Mais cet effort, il faut le maintenir toute la vie durant. Pas question de se contenter du ménage, des courses ou du lavage des vitres: au minimum, il faut donner un coup de collier cinq fois trente minutes par semaine. Pour quel type d’activité physique opter ? Ça n’a pas grand importance, pourvu que vos pulsations cardiaques s’accélèrent de 10 à 20% et que vous transpiriez un bon coup. Jogging, vélo, marche, natation… le tout, c’est de garder le rythme. "Votre choix dépend aussi du résultat visé", insiste Luc Baeyens. "Si l’hormonothérapie et la chimiothérapie fragilisent les os, par exemple, le mouvement et surtout les sports de résistance, comme l’aquagym avec exercices de résistance ou le jogging avec des poids aux chevilles et aux poignets, peuvent remédier, au moins partiellement, à cet inconvénient. Par ailleurs, le HIT training ou entraînement par intervalles à haute intensité semble avoir un effet très positif sur la santé, et la séance est terminée en vingt minutes: l’idéal pour celles qui manquent de temps ! Mais l’essentiel, si vous voulez tenir le coup, c’est de sélectionner une activité physique qui vous plaise. Car, en fin de compte, toute forme d’exercice est bonne pour votre santé et efficace contre la fatigue. Le mouvement est même le seul traitement scientifiquement validé contre la fatigue liée au traitement du cancer. Et il peut être consommé presque sans modération. Au lieu de traîner dans votre fauteuil, levez-vous et bougez. Pendant et après le cancer du sein.”

Quel sport ?

  • Si votre objectif premier est de renforcer vos os (souvent mis à mal par la chimiothérapie, et même par l’hormonothérapie), optez pour l’entraînement en résistance : jogging, aquafitness avec exercices de résistance, danse, course, tennis, gymnastique et saut à la corde.
  • Pour une meilleure condition physique et un corps plus tonique, vous pouvez évidemment vous rabattre sur le vélo, la natation et le fitness ‘classiques’, mais aussi vous inscrire au programme d’activités physiques Raviva, gratuit et spécialement conçu pour les personnes atteintes, ou ayant été récemment atteintes, d’un cancer.
  • Créé par la Fondation contre le Cancer, le programme Raviva vous aide aussi à combattre la fatigue, et à vous sentir mieux dans votre corps et votre tête. Parmi les activités proposées figurent notamment le taï-chi, le yoga, le fitness, l’aquagym, la gymnastique et la marche nordique. Infos : www.raviva.be.

Ramer contre le lymphoedème

Contre le syndrome du "gros bras", les sports les plus susceptibles de réduire les oedèmes sont ceux qui imposent au bras un effort considérable, en particulier le canoë-kayak. À Venise, le club des Leonesse Rosa Venezia, qui réunit des femmes souffrant ou ayant souffert d’un cancer du sein, participe à des compétitions d’aviron. Quant aux Dragon Ladies, lancées en 1996 par un médecin de Vancouver, au Canada, elles ont conquis les États-Unis, l’Australie, puis l’Europe, les clubs français se multipliant depuis 2009. Avec leurs ‘dragon boats’, elles pagaient contre la maladie dans des compétitions appelées Dragon Boat Races For The Cure. "Comme l’entraînement avec des poids, ramer est un exercice très efficace contre le lymphoedème, car le pagayage favorise le drainage lymphatique, explique Luc Baeyens. Certains médecins recommandent de freiner sur le sport en cas de lymphoedème, mais, moins on en fait, plus on risque que le liquide s’accumule et que le bras gonfle.”
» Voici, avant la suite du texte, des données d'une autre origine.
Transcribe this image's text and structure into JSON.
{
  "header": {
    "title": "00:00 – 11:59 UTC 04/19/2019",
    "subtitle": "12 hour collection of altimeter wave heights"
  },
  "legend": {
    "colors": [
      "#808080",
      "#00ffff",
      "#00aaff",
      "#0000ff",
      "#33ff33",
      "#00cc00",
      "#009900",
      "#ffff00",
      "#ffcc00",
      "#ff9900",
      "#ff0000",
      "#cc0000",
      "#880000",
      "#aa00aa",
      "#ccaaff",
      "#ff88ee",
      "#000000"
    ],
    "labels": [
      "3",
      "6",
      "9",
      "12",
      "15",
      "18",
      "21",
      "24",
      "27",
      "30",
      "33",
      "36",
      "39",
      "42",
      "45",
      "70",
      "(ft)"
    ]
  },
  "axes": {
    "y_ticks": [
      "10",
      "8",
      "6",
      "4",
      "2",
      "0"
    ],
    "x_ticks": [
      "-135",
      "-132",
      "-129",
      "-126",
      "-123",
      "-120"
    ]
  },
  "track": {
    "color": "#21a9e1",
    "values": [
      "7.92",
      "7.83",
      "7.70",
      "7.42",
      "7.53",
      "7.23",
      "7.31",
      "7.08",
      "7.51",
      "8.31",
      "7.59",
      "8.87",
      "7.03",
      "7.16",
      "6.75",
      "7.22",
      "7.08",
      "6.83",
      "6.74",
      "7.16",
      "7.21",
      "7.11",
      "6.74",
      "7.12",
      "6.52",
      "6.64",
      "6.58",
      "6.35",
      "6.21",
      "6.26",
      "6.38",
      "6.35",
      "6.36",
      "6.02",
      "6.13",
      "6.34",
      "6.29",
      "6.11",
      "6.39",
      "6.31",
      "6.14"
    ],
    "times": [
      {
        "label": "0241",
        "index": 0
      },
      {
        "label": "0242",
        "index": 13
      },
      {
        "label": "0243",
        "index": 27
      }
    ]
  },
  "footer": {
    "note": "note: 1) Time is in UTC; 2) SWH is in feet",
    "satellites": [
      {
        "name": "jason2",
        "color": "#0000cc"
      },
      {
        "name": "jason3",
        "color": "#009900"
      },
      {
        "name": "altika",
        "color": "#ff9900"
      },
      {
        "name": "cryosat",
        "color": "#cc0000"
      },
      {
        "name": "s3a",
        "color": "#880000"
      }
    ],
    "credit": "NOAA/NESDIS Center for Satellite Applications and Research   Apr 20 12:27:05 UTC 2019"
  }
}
Des pourcentages encourageants

  • Sur l’efficacité du sport dans la prévention du cancer du sein, les statistiques varient de 10% à 50%. Plusieurs facteurs entrent en effet en ligne de compte, notamment le sport pratiqué et l’intensité des entraînements. En moyenne, l’activité physique devrait réduire le risque de cancer du sein de 30%.
  • Cinq études internationales sérieuses le confirment : une activité sportive régulière et intensive diminue le risque de récidive de 40 à 70%.

Source : Manon Kluten, avec nos remerciements au Prof. Luc Baeyens, gynécologue, médecin du sport et coordinateur de la Clinique du sein du CHU Brugmann.